Mientras en el Senado continúa el tratamiento de la Ley Bases, cada miércoles se consolida como una postal de tensión entre la ciudadanía movilizada y un Estado que responde con un creciente despliegue represivo. Ayer, miércoles 21 de mayo, no fue la excepción: miles de personas, en su mayoría jubilados, sindicatos y organizaciones sociales, se manifestaron frente al Congreso de la Nación en rechazo a las políticas de ajuste del Gobierno nacional, especialmente en materia previsional. La respuesta, una vez más, fue un operativo policial desmedido que incluyó gas pimienta, balas de goma y detenciones arbitrarias.
La escena se repite, pero no por eso pierde intensidad. Desde que el oficialismo logró media sanción para el paquete de reformas estructurales que propone la Ley Bases, cada miércoles se ha transformado en un termómetro de la conflictividad social. Esta semana, los reclamos se centraron en el desfinanciamiento del sistema previsional, el congelamiento de haberes y la pérdida del poder adquisitivo de los jubilados, agravada por la derogación de la fórmula de movilidad y la falta de un bono compensatorio.

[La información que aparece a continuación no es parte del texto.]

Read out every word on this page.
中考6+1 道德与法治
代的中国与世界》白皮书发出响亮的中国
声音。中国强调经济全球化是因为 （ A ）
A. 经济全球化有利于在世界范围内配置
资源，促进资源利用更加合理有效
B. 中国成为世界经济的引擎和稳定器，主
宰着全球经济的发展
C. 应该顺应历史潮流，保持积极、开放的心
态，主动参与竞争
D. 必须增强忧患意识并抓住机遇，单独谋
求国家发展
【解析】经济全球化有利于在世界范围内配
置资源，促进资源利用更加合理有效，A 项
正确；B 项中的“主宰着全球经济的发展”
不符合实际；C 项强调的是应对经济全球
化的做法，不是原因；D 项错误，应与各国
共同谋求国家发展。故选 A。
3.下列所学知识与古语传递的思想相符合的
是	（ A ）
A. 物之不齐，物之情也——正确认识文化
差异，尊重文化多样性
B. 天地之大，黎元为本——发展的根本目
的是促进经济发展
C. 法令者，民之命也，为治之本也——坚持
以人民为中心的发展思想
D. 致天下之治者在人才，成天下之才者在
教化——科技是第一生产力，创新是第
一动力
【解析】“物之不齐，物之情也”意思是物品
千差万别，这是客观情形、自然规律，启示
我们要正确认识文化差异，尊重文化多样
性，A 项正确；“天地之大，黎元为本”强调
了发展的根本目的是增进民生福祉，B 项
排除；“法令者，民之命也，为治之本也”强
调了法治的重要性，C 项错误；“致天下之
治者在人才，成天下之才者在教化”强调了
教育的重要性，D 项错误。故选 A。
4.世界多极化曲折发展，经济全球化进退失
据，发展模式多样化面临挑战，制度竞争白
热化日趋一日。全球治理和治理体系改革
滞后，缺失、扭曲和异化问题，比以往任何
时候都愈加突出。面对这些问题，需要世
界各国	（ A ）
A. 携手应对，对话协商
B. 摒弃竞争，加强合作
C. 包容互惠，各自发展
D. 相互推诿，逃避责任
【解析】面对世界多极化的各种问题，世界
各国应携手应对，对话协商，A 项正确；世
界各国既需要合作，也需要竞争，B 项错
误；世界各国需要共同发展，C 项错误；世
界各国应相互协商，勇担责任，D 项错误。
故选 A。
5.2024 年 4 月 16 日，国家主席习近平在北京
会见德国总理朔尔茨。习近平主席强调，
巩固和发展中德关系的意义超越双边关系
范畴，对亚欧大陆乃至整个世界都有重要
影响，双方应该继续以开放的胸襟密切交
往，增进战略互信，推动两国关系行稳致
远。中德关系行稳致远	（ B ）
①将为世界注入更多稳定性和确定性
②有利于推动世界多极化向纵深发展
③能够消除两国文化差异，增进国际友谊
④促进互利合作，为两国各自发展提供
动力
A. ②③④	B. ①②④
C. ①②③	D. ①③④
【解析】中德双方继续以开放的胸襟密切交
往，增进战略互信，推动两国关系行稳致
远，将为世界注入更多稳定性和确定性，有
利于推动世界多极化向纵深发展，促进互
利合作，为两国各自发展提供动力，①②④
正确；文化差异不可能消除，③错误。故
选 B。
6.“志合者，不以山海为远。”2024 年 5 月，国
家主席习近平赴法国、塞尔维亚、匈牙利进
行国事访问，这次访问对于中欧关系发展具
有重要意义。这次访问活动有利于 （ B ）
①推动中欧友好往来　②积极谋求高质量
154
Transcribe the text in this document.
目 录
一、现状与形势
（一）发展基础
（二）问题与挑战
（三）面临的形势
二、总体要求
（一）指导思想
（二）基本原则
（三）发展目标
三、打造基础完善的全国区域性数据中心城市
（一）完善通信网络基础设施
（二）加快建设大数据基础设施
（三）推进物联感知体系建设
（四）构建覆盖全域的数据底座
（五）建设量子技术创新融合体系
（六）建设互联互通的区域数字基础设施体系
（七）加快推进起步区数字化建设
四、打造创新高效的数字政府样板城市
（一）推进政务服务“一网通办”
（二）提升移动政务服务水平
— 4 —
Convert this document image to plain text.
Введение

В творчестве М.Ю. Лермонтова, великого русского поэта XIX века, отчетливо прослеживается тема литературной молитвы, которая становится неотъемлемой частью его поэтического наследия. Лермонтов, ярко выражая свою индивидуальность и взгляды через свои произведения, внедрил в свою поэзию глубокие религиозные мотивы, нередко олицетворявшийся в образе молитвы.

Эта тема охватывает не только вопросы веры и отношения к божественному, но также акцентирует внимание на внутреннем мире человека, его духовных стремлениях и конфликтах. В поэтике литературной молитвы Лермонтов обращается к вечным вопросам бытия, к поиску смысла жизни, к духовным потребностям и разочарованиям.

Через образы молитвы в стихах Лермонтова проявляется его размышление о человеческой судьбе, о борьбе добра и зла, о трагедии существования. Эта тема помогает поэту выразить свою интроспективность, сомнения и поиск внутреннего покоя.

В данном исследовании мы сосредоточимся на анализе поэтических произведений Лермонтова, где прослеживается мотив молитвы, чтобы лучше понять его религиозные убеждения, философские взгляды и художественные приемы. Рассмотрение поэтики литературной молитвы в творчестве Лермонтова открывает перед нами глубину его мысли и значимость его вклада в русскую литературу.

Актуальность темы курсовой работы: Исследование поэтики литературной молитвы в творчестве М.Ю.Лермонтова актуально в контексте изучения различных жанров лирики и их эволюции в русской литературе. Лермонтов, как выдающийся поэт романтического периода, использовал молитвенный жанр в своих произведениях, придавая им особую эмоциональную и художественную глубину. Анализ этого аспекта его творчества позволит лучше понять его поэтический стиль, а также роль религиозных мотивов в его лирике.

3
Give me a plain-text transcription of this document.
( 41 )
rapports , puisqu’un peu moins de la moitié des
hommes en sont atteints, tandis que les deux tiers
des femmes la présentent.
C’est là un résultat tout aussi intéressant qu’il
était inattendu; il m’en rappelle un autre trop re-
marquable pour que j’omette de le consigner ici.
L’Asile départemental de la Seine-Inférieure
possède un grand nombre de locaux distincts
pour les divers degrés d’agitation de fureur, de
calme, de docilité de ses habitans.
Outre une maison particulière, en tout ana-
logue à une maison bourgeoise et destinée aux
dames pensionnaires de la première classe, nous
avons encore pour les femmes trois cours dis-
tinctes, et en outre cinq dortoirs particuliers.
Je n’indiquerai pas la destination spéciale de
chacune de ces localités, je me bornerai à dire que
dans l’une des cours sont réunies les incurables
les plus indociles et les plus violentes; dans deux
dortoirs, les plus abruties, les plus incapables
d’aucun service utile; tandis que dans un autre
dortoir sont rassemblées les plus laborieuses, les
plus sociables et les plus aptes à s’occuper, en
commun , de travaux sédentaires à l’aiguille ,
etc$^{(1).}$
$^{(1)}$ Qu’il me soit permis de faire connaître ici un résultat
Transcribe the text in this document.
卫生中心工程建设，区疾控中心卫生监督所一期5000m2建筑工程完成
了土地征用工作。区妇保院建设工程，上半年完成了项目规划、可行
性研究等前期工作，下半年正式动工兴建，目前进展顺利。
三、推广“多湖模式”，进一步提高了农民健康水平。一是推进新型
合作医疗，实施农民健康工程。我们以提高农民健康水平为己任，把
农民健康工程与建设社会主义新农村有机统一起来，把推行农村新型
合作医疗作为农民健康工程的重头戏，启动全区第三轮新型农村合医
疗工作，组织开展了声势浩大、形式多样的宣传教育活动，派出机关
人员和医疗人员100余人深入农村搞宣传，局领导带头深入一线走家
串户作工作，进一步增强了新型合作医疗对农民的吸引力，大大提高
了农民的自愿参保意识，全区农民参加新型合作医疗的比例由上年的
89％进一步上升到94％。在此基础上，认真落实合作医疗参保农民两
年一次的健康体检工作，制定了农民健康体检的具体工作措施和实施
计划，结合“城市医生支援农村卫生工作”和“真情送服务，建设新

En medio de la concentración, referentes de la CTA Autónoma, ATE Capital, la Corriente Clasista y Combativa, y centros de jubilados tomaron la palabra en un escenario montado sobre la Avenida Rivadavia. “Nos quieren invisibilizar, pero estamos de pie. No luchamos solo por nosotros, luchamos por el futuro de todos”, expresó una jubilada de 72 años que viajó desde Quilmes para participar de la protesta. A su alrededor, pancartas con consignas como “La patria no se vende” y “Con nuestros aportes no se negocia” resumían el sentir general.
Pero la jornada escaló en tensión cerca de las 17 horas, cuando un grupo de manifestantes intentó acercarse a las vallas dispuestas por la Policía Federal. El operativo respondió con gases lacrimógenos y disparos con balas de goma, provocando corridas y escenas de violencia que se viralizaron rápidamente en redes sociales. Al menos nueve personas resultaron heridas y otras cuatro fueron detenidas, entre ellas un periodista independiente que registraba los hechos con su celular.
Desde el Ministerio de Seguridad, a cargo de Patricia Bullrich, justificaron el accionar policial como una “defensa del orden público”. Sin embargo, organismos de derechos humanos como el CELS y la APDH denunciaron un “uso desproporcionado de la fuerza” y pidieron la liberación inmediata de los detenidos.
Mientras tanto, puertas adentro del Senado, el debate sobre la Ley Bases avanza entre negociaciones, dictámenes divididos y la mirada atenta de la Casa Rosada. El Gobierno busca aprobar el paquete legislativo como una señal de gobernabilidad y rumbo económico ante los mercados, pero enfrenta la resistencia de la oposición dialoguista y de los bloques provinciales, que exigen modificaciones clave.
Los miércoles frente al Congreso ya no son solo un día de sesión legislativa. Son el reflejo de un país que se discute tanto en los despachos como en la calle, donde los jubilados —a menudo tratados como una variable de ajuste— se han convertido en protagonistas de una resistencia que interpela al presente y al futuro de la Argentina.